Lectura del santo evangelio según san Mateo 7, 15-20

En aquel tiempo, dijo Jesús a sus discípulos:-«Cuidado con los falsos profetas; se acercan con piel de oveja, pero por dentro son lobos rapaces. Por sus frutos los conoceréis. A ver, ¿acaso se cosechan uvas de las zarzas o higos de los cardos? Los árboles sanos dan frutos buenos; los árboles dañados dan frutos malos. Un árbol sano no puede dar frutos malos, ni un árbol dañado dar frutos buenos. El árbol que no da fruto bueno se tala y se echa al fuego. Es decir, que por sus frutos los conoceréis.

Palabra del Señor. Gloria a Ti, Señor Jesús.

Meditación
La fuerza del contenido de la enseñanza de Jesús radica en que sus Palabras están acompañadas de sus gestos y en su manera de relacionarse con las personas. Ahora el lector se encuentra con las recomendaciones finales del sermón del Monte de las Bienaventuranzas: escoger el camino recto, dar buenos frutos, los profetas se conocen por los frutos, no sólo hablar, sino practicar, construir la casa sobre la roca, tener una nueva conciencia.

En el tiempo de Jesús se levantaban profetas de todo tipo, personas que anunciaban mensajes apocalípticos que confundían las personas; también hoy, como en el tiempo de los Apóstoles, se presentan anunciadores de doctrinas llamativas (cfr. Hebreos 13,9) que mueven a las gentes, como “niños sacudidos por las olas y llevados de aquí para allá por todo viento de doctrina, por la astucia de los hombres, por las artimañas engañosas del error” (efesios 4,14). Por dicha razón la advertencia del Señor es muy fuerte. Requiere discernimiento y firmeza en la opción de fe que se ha hecho.
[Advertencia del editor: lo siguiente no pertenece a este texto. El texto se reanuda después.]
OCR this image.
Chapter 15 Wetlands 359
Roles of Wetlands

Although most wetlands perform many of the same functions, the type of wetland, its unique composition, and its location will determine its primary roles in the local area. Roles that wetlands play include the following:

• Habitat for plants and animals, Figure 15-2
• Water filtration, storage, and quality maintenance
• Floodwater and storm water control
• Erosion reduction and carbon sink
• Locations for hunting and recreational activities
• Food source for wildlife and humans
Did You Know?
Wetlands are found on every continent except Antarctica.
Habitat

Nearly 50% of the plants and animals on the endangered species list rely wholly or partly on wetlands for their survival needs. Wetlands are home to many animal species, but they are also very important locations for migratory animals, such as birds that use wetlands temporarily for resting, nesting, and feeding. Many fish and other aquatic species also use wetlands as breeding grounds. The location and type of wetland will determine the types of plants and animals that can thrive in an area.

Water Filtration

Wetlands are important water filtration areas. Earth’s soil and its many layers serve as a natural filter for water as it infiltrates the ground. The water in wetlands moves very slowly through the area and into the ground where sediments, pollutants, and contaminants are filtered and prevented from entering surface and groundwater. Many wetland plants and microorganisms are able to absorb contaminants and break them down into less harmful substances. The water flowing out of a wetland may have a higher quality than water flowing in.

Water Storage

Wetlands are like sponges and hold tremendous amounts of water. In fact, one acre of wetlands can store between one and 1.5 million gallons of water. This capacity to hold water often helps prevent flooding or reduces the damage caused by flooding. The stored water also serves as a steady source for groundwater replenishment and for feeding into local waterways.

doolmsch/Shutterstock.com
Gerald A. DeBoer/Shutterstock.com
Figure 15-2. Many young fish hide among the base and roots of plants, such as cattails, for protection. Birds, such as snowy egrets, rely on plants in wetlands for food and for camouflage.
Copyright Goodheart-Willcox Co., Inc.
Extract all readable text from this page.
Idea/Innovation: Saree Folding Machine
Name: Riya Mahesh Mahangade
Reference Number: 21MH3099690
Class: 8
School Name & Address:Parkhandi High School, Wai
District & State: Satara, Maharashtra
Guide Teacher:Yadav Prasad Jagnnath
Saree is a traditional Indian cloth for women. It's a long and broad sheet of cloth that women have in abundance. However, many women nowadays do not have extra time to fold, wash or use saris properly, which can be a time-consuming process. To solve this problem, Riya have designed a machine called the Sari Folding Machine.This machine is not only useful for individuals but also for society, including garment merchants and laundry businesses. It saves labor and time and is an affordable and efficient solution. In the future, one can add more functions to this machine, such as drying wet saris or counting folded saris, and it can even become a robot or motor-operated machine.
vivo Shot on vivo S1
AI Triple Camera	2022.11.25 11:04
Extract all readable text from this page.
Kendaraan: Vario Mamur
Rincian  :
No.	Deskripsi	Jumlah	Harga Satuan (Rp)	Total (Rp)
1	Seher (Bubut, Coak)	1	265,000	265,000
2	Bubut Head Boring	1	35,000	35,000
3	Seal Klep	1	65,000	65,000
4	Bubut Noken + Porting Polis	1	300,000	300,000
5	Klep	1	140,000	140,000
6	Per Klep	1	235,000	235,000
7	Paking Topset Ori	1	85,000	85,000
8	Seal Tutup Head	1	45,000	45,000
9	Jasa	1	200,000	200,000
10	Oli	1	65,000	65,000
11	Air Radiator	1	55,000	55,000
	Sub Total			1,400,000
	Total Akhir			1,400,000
“Un árbol bueno no puede producir frutos malos, ni un árbol malo producir frutos buenos. Todo árbol que no da buen fruto, es cortado y arrojado al fuego. En el evangelio de Juan, Jesús completa la comparación: “Si alguna de mis ramas no produce fruto, él lo corta; y limpia toda rama que produce fruto para que dé más. Esas ramas son arrojadas fuera y se secan como ramas muertas.” (Jn 15,2.4.6).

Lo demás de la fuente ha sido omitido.